Yet Another Covid Dashboard, Part 1: A Web App using Flask
Posted: 1st January 2022Preface and Overview
Without doubt, data visualisation and data presentation are extremely important parts of data science. If findings aren't visualised understandably and presented in a way that makes it easy to come to actionable conclusions, then these findings itself will not be of any real-world use.
While I would argue that I am pretty good at visualising data in an effective and aesthetically pleasing way, my presentations until now exclusively consisted of typical powerpoint (or rather: LaTeX) slide decks. For research group seminars and academic conferences, such presentations are are an appropriate choice; however, I recently started to want to also get into other ways of presenting data. A typical choice would be a so-called dashboard. Wikipedia defines a dashboard as
a type of graphical user interface which often provides at-a-glance views of key performance indicators (KPIs) relevant to a particular objective or business process.
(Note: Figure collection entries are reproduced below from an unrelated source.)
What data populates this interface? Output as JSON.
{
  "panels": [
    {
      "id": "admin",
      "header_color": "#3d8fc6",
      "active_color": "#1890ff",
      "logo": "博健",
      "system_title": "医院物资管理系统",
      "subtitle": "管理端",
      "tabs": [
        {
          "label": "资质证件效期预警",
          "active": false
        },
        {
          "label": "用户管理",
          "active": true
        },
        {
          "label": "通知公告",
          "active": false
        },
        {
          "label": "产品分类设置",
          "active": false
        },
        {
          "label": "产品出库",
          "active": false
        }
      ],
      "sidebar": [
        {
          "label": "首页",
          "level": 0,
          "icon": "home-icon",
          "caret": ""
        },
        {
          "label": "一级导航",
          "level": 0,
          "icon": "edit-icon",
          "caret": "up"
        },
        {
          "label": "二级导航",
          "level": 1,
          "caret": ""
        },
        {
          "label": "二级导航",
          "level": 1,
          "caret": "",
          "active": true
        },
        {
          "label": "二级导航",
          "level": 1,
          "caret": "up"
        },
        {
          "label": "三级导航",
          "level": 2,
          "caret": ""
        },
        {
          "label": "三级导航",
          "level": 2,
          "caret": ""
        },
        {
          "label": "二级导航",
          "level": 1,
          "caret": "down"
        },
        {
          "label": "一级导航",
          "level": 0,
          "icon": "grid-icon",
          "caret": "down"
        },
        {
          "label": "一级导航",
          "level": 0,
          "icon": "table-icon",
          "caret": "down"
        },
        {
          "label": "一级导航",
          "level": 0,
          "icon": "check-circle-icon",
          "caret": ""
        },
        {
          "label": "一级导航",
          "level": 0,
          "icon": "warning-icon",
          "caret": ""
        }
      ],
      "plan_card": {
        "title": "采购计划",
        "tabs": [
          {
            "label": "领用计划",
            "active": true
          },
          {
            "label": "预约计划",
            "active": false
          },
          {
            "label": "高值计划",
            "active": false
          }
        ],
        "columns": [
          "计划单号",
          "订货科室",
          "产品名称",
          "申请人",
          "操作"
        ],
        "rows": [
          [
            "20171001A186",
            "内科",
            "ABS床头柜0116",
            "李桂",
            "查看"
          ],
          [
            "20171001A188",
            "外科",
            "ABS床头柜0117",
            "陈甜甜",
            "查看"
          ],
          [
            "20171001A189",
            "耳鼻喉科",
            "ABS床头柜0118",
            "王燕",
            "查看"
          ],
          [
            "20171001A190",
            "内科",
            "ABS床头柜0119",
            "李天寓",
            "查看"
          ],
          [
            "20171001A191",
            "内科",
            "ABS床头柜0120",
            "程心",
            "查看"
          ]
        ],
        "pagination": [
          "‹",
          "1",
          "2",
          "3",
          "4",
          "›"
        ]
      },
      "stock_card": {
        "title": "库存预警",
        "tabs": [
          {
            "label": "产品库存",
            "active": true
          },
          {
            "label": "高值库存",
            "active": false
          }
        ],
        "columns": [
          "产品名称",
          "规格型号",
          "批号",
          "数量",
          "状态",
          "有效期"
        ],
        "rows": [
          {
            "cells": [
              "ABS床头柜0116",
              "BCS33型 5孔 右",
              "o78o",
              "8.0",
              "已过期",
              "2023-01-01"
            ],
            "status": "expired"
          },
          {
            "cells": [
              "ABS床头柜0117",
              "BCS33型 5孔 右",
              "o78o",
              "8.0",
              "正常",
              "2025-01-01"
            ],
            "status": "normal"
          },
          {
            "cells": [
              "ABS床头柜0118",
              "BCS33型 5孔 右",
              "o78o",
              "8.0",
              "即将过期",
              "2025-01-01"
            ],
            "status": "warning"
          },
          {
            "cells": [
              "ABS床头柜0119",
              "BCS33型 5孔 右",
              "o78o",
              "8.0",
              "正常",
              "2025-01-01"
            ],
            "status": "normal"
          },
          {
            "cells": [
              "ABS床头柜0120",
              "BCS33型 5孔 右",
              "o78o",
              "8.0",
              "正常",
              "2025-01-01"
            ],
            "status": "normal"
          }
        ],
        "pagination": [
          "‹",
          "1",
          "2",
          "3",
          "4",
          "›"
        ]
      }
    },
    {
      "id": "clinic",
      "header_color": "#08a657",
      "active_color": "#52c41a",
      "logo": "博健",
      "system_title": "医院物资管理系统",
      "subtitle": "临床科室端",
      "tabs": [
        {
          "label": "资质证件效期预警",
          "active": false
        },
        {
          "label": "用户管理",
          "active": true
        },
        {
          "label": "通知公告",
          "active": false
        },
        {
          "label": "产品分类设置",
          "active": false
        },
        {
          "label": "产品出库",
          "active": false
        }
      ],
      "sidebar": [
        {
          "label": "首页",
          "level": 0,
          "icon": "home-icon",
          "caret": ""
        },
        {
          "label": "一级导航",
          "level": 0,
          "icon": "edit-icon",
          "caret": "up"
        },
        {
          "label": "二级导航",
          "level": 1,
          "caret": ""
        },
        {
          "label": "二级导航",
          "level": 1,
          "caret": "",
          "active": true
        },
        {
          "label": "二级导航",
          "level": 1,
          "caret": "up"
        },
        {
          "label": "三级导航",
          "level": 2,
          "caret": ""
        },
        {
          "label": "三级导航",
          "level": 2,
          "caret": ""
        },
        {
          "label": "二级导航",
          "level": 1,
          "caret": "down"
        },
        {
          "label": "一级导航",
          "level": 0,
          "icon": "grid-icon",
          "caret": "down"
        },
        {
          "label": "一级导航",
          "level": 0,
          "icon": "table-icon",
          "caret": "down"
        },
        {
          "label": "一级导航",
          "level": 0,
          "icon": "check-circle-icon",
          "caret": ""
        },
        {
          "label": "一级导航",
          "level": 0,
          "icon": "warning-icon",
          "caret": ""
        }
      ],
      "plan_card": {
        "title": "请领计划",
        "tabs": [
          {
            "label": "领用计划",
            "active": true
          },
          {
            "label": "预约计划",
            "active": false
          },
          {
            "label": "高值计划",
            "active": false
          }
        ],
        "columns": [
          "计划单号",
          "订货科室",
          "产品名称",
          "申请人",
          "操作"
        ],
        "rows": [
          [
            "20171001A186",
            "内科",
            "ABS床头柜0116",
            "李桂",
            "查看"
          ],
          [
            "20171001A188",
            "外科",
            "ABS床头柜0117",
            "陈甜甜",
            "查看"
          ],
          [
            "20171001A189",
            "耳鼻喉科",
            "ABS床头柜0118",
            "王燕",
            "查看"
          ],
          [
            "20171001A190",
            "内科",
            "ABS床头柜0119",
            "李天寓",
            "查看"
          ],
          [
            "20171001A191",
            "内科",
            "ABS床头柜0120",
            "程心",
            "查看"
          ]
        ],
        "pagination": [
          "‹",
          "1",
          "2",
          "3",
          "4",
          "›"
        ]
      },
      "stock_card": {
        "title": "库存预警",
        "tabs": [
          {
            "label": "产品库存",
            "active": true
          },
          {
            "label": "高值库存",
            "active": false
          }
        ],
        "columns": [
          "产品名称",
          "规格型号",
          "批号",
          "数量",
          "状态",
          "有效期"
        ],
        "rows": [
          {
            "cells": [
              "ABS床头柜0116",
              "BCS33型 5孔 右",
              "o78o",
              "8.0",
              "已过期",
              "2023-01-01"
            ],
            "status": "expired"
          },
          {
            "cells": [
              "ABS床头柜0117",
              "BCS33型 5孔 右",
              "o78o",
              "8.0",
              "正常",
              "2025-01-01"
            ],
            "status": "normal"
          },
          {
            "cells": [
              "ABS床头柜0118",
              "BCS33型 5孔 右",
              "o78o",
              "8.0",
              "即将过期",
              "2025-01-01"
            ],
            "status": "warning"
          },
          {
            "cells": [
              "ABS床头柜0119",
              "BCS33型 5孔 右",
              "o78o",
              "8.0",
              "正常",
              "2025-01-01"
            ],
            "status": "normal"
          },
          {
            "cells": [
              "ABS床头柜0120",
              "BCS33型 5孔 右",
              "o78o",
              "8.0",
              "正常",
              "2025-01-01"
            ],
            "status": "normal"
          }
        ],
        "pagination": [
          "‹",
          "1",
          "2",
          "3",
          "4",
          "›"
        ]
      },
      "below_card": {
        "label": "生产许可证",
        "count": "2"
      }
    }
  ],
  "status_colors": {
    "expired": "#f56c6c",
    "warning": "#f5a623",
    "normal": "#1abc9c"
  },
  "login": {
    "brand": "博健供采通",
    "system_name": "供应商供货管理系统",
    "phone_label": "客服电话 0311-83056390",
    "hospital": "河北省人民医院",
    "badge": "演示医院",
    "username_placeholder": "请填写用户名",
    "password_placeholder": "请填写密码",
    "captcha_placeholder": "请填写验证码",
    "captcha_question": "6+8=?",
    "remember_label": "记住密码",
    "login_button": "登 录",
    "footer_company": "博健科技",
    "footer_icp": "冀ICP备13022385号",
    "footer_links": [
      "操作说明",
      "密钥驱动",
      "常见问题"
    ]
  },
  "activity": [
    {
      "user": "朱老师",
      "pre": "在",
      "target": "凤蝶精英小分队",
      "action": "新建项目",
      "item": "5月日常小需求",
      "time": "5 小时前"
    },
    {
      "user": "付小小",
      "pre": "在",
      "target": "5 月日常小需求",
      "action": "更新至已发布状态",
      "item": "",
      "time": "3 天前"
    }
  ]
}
In this blog post, I will present my very first dashboard, written as a web app in Python using the flask library. Thematically, we will present data on current Covid cases, on the current Covid strains/variants, on the state of the vaccination campaign, and on the number of available and occupied intensive care beds, all of those specific to the country of Germany. The data will be polled in the background, processed, turned into plots, and these plots are then finally placed into an HTML file which is exposed to the web.
The final results will look like this
and can be found on my github.
Fetching the Data
First, we need to fetch the raw data we want to present. These are:
- The number of daily Covid cases in Germany. Can be downloaded as a CSV file from this github repo by the Robert-Koch-Institute (RKI).
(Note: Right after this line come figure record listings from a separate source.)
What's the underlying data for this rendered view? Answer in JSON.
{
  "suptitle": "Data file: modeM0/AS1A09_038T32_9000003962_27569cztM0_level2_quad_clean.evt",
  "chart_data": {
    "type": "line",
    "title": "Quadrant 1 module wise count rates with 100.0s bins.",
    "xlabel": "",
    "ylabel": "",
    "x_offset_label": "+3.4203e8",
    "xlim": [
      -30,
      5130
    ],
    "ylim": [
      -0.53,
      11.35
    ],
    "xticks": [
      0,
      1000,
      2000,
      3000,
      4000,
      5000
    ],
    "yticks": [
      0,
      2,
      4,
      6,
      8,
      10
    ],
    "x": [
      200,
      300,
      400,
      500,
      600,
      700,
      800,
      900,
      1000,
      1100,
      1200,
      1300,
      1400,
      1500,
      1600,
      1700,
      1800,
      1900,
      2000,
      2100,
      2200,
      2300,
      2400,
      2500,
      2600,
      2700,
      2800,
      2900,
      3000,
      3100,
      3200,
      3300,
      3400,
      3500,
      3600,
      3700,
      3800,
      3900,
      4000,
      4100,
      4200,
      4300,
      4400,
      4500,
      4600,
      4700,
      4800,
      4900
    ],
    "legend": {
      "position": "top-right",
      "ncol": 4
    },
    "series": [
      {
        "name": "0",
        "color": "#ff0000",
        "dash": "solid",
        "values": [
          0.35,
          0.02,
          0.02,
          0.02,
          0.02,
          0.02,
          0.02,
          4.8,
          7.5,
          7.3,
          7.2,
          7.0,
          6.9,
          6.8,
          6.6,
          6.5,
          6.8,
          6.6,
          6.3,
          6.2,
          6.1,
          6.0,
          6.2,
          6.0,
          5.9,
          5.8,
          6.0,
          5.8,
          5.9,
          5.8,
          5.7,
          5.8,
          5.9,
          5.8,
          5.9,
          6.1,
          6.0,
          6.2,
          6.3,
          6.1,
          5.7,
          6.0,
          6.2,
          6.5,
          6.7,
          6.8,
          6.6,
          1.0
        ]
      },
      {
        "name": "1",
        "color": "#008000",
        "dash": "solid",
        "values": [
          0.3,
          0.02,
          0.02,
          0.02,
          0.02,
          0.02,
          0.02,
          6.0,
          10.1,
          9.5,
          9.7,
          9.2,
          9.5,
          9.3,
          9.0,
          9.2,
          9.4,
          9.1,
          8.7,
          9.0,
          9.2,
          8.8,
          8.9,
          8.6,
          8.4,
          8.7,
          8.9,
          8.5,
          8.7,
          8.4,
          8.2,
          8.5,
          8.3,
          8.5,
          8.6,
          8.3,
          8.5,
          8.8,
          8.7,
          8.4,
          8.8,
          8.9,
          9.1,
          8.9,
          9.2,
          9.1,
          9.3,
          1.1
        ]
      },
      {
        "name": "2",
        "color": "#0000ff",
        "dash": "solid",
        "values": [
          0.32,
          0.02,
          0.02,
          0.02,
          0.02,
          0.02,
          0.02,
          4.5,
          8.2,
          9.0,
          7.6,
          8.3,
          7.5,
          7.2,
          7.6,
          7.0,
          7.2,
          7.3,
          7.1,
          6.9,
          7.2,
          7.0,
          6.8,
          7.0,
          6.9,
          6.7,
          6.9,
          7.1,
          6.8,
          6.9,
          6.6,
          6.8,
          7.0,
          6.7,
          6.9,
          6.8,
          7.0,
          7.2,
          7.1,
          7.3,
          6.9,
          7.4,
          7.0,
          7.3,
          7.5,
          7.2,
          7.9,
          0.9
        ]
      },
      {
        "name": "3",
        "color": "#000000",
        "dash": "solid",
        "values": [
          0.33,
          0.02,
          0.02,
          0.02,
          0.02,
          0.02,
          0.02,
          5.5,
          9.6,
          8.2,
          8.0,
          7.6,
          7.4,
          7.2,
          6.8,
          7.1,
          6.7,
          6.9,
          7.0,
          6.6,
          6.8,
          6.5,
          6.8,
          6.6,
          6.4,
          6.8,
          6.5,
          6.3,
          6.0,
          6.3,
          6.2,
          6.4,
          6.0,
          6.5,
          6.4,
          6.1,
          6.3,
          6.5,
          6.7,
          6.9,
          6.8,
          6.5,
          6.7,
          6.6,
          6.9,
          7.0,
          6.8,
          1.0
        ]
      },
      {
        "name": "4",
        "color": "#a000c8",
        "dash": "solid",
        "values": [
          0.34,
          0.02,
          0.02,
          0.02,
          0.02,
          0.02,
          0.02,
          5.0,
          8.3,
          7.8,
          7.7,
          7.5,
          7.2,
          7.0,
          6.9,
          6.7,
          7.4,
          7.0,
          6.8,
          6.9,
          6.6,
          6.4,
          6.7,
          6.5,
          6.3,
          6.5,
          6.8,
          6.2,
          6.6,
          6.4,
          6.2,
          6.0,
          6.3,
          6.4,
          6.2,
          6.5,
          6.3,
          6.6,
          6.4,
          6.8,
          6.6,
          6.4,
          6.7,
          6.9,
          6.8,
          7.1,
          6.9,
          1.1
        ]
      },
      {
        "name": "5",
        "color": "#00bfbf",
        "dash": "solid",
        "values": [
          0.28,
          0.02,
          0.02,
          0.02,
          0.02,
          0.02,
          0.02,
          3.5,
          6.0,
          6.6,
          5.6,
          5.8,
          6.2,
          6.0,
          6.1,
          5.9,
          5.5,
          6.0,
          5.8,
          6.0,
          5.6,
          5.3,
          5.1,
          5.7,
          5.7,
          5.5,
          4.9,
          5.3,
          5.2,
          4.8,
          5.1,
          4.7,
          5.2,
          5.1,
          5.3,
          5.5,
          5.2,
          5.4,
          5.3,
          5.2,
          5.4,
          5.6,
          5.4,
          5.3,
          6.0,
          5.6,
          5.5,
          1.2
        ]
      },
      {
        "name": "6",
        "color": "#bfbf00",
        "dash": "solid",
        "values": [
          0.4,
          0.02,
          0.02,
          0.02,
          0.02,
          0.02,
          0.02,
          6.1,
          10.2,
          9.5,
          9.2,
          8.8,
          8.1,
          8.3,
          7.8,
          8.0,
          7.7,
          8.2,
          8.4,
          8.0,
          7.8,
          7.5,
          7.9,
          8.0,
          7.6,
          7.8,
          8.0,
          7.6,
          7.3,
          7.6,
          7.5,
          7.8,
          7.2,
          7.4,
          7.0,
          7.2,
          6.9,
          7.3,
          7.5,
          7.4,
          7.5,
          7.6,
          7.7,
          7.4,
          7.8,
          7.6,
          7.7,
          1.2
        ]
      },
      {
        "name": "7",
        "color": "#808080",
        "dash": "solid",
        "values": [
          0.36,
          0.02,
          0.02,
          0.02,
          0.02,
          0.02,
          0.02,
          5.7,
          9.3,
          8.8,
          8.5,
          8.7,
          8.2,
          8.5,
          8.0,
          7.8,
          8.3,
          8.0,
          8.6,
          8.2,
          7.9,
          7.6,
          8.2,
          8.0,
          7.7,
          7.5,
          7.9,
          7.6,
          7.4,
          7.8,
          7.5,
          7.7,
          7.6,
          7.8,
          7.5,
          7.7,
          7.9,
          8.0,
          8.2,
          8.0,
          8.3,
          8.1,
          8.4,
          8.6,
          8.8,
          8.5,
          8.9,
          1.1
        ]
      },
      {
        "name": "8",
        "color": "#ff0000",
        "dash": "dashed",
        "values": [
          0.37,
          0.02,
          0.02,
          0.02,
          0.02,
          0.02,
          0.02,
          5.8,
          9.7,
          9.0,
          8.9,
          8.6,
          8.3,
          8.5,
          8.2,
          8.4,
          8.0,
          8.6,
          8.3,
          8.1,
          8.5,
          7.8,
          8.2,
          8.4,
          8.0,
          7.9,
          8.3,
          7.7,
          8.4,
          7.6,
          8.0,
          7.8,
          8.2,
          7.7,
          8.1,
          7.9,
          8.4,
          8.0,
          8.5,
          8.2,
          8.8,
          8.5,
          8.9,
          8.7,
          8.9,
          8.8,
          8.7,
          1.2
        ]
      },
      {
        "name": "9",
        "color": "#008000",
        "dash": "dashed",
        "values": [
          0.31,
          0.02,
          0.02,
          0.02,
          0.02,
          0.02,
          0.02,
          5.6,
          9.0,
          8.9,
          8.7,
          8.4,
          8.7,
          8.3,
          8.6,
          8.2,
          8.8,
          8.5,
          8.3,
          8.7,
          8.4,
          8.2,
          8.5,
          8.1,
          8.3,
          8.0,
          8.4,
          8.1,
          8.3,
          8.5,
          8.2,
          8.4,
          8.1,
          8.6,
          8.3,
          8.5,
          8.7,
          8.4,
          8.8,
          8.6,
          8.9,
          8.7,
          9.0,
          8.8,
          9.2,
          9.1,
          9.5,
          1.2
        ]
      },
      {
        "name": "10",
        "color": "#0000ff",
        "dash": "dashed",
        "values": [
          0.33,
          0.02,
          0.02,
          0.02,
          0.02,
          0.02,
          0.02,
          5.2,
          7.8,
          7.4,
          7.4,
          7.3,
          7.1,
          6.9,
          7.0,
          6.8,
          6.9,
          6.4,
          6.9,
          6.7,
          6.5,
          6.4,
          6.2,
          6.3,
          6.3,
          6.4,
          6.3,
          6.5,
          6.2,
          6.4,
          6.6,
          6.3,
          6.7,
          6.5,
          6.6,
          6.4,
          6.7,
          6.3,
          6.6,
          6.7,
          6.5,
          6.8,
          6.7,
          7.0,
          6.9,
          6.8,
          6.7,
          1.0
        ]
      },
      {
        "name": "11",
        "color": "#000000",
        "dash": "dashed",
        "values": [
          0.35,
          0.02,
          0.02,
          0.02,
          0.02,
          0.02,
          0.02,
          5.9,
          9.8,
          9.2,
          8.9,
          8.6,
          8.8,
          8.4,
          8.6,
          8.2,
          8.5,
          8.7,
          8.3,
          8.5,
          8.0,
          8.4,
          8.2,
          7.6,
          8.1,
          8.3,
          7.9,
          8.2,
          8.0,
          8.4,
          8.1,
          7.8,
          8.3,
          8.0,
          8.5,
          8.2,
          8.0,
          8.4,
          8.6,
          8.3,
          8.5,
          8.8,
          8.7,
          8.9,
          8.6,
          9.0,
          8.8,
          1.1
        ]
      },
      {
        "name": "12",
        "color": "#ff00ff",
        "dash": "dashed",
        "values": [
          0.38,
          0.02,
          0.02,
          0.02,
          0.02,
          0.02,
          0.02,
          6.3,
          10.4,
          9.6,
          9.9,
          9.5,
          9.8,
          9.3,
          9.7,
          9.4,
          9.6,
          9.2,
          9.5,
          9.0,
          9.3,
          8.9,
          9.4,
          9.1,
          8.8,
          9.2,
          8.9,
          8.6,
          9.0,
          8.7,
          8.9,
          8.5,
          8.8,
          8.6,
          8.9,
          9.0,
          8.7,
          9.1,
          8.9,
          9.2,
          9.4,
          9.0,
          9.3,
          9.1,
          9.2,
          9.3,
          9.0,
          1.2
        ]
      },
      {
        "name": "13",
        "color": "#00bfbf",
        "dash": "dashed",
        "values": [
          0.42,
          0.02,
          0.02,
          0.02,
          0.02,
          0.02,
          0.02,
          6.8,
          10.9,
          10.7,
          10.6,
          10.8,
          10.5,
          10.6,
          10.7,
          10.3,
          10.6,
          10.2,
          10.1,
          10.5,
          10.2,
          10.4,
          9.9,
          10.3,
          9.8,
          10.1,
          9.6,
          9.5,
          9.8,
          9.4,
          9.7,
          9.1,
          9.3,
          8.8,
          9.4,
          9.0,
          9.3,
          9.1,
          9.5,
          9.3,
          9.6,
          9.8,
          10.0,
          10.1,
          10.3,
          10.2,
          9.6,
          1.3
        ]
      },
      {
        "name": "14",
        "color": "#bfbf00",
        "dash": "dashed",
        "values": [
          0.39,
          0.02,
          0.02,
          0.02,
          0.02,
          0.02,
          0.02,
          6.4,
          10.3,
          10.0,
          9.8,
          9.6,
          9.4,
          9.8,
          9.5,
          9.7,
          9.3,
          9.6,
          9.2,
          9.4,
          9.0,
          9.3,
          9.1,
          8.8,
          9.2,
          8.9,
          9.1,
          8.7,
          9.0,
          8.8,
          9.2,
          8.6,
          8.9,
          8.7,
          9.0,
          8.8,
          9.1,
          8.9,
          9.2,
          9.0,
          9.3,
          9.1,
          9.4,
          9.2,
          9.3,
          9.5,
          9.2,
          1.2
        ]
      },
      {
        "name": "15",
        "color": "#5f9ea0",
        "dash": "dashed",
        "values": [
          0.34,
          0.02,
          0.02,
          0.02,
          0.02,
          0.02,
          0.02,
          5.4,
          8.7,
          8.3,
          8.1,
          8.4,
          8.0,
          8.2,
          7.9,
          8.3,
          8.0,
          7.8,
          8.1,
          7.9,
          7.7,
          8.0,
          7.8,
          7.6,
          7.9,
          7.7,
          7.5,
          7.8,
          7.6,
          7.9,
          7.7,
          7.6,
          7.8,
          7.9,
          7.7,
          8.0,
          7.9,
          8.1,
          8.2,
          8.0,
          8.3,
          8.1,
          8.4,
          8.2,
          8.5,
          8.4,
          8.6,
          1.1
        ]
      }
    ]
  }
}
- Data on the frequencies of the different Covid strains. Can be downloaded as an Excel table (yes, really) from the RKI here.
- Data on the progress of the vaccination campaing, which can be downloaded as TSV file from the German Impfdashboard page here.
- The number of free and occupied intensive care beds. These can be loaded as CSV from this subpage of the DIVI, which is a scientific society of German intensive and emergency care physicians.
Let's examine loading and working with these files more closely.
CSV and TSV Files
CSV and TSV files are easy to load from a web URL using the pandas library for Python. Just use the following command
df = pd.read_table(url, sep=",")
where url
is a string containing the URL to the table to download, and sep
contains the separator sign (depending on the file that's usually a comma or a semicolon or a tab). Now, df
contains a pandas.DataFrame
object with the file's data.
Excel Files
The data on the frequencies of the different Covid strains points to an Excel table. The site also uses some kind of mechanism to identify a direct download using pandas and will return a 403 Forbidden
.
My first idea to circumvent the protection mechanism was to download the data to a temporary file using the requests library. However, a friend of mine suggested something more simple: We use the fsspec library instead, which gives us a file pointer to the remote file. This saves us from having to store the file locally, and we can directly parse the Excel file. Luckily, pandas provides a method for this, which saves us tons of work, as Excel files tend to be pretty annoying to work with. We only have to specify which of the individual sheets of the Excel file we want to store into our DataFrame. In this case, the sheet is called "VOC". Altogether, we run:
with fsspec.open(url) as fp:
data = pd.read_excel(fp, sheet_name="VOC")
Some simple Preprocessing
Depending on the dataset, we want to do different things during the preprocessing steps. Instead of giving a complete tutorial on the whole project, I'll just mention some things I did and how exactly they can be done in Python.
- To help with plotting later, we want to convert the 'date' column of all the dataframes to a datetime data type, using a convenience method by pandas:
df['date'] = pd.to_datetime(df['date'])
. - For the vaccination data, only the numbers of cumulative doses were given. Thus, for any column
colname
, we first have to calculate the daily differences, by usingdf.colname.diff(1)
. Then, in order to smooth the curves a bit, we calculate a running average with a period of seven days by usingdf["colname_mean] = data.rolling(window=7)[colname].mean()
. The same command was also used to smooth the curves of the daily case data.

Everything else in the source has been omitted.